Intanto il personale sanitario caricava i feriti più gravi sulle barelle e la piazza cominciava lentamente a trasformarsi da scena del disastro a operazione di sgombero. Uno dei soccorritori toccò delicatamente la testa di Anya, controllando che la ragazza dai capelli rosa non stesse per crollare. «Da qui ci pensiamo noi. Hai finito.»
«Perfetto.» Anya espirò. «Adesso andrò a non immischiarmi da qualche altra parte.»
«Stai sanguinando, scema.» Damian indicò il suo avambraccio.
«Contengo diversi litri di sangue. Posso permettermi di perderne un po'.»
«Tu, ehm - mi hai salvato la vita.»
«Per favore.» L’espressione di Anya rimase completamente piatta. «Placcarti è un hobby. Salvarti è stato solo un effetto collaterale.» Notò i microfoni della stampa e individuò immediatamente una via di fuga per evitarli. Non aveva alcuna intenzione di diventare parte della narrazione. «Bene. Io torno a casa e questa è l'ultima volta che faccio una cosa del genere.»

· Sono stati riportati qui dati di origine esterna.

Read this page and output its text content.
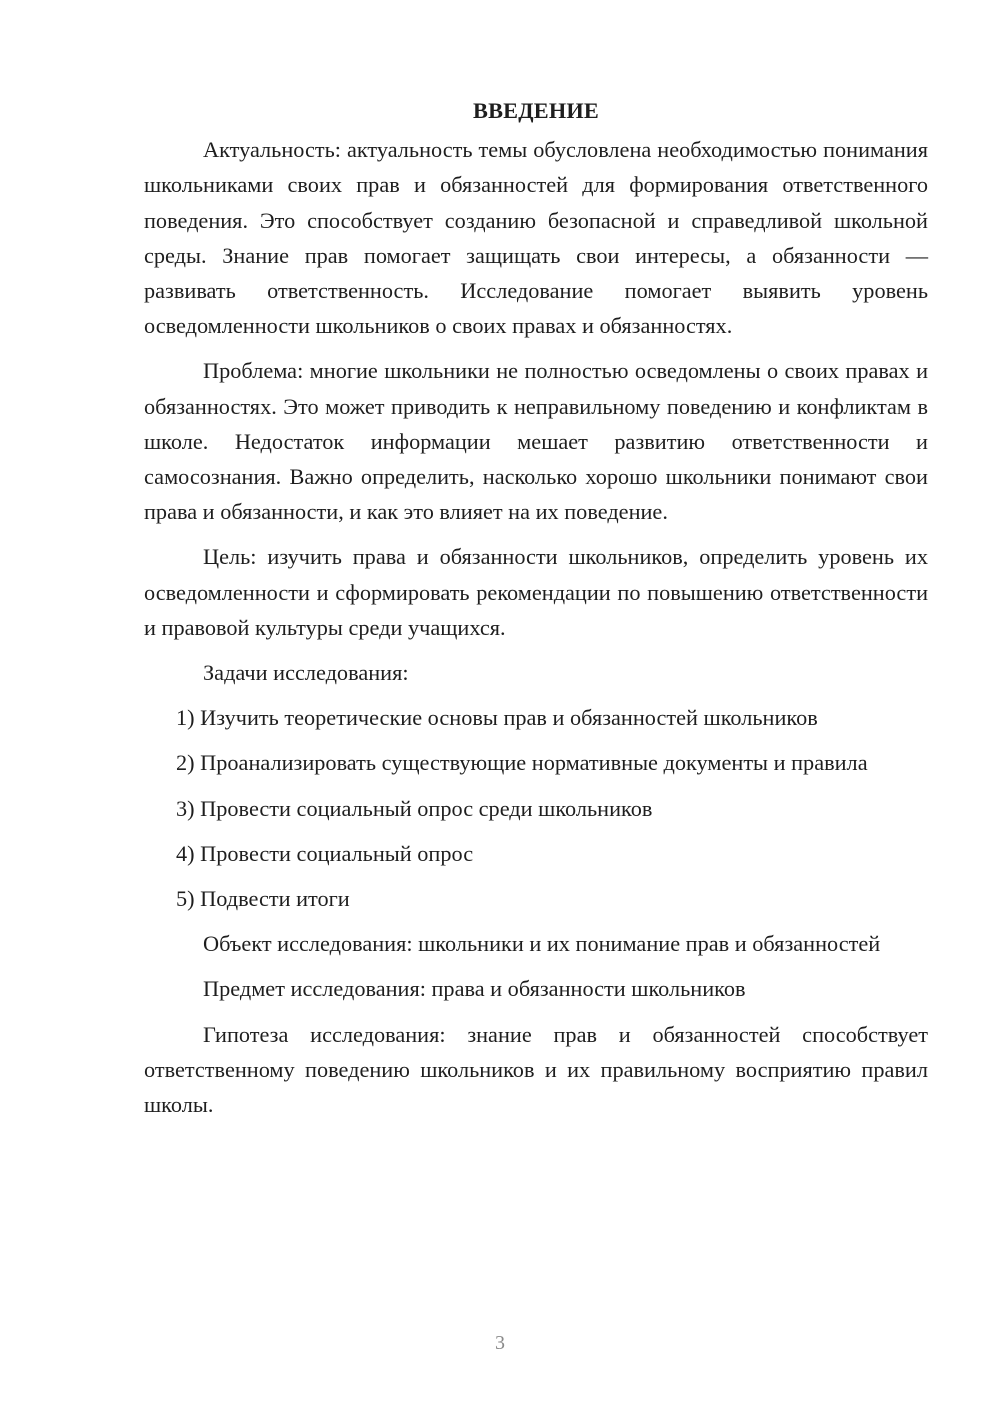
ВВЕДЕНИЕ

Актуальность: актуальность темы обусловлена необходимостью понимания школьниками своих прав и обязанностей для формирования ответственного поведения. Это способствует созданию безопасной и справедливой школьной среды. Знание прав помогает защищать свои интересы, а обязанности — развивать ответственность. Исследование помогает выявить уровень осведомленности школьников о своих правах и обязанностях.

Проблема: многие школьники не полностью осведомлены о своих правах и обязанностях. Это может приводить к неправильному поведению и конфликтам в школе. Недостаток информации мешает развитию ответственности и самосознания. Важно определить, насколько хорошо школьники понимают свои права и обязанности, и как это влияет на их поведение.

Цель: изучить права и обязанности школьников, определить уровень их осведомленности и сформировать рекомендации по повышению ответственности и правовой культуры среди учащихся.

Задачи исследования:

1) Изучить теоретические основы прав и обязанностей школьников

2) Проанализировать существующие нормативные документы и правила

3) Провести социальный опрос среди школьников

4) Провести социальный опрос

5) Подвести итоги

Объект исследования: школьники и их понимание прав и обязанностей

Предмет исследования: права и обязанности школьников

Гипотеза исследования: знание прав и обязанностей способствует ответственному поведению школьников и их правильному восприятию правил школы.

3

«Aspetta! Noi - Anya - » La sua ritirata lo fece andare nel panico. «Per favore!»
«Adesso dici per favore. Interessante.» Anya inclinò appena il capo in un inchino teatrale. «Onorevole Desmond, mi devi un croissant. Uno perfetto, con tanto burro.»
«Ti comprerò una panetteria intera.»
«Dio, non farlo.» Per un attimo tornarono a essere due studenti nei corridoi pieni di uniformi, che battibeccavano a colpi di sarcasmo. «Vai in ospedale, Damian.»
«Tu - tu non - sparirai, vero?»
«…Non se sali su quell'ambulanza. Non costringermi a placcarti di nuovo.»
«Potresti anche... chiedermelo, sai.»
«Ah. Ma allora dove sarebbe il divertimento?»
Damian annuì una sola volta e si allontanò. Lei rimase a guardarlo finché non lo vide salire sull'ambulanza. Solo allora permise finalmente al suo corpo di protestare. Con il ronzio sordo del post-esplosione ancora nelle orecchie, osservò le proprie mani e sentì tutto il peso di quella vita posarsi sulle spalle.
No. Questa volta no. Ho chiuso.
Profondamente irritata con il destino, il romanticismo e i croissants, si voltò appena in tempo per urlare contro un poliziotto che stava delimitando il perimetro nel modo sbagliato.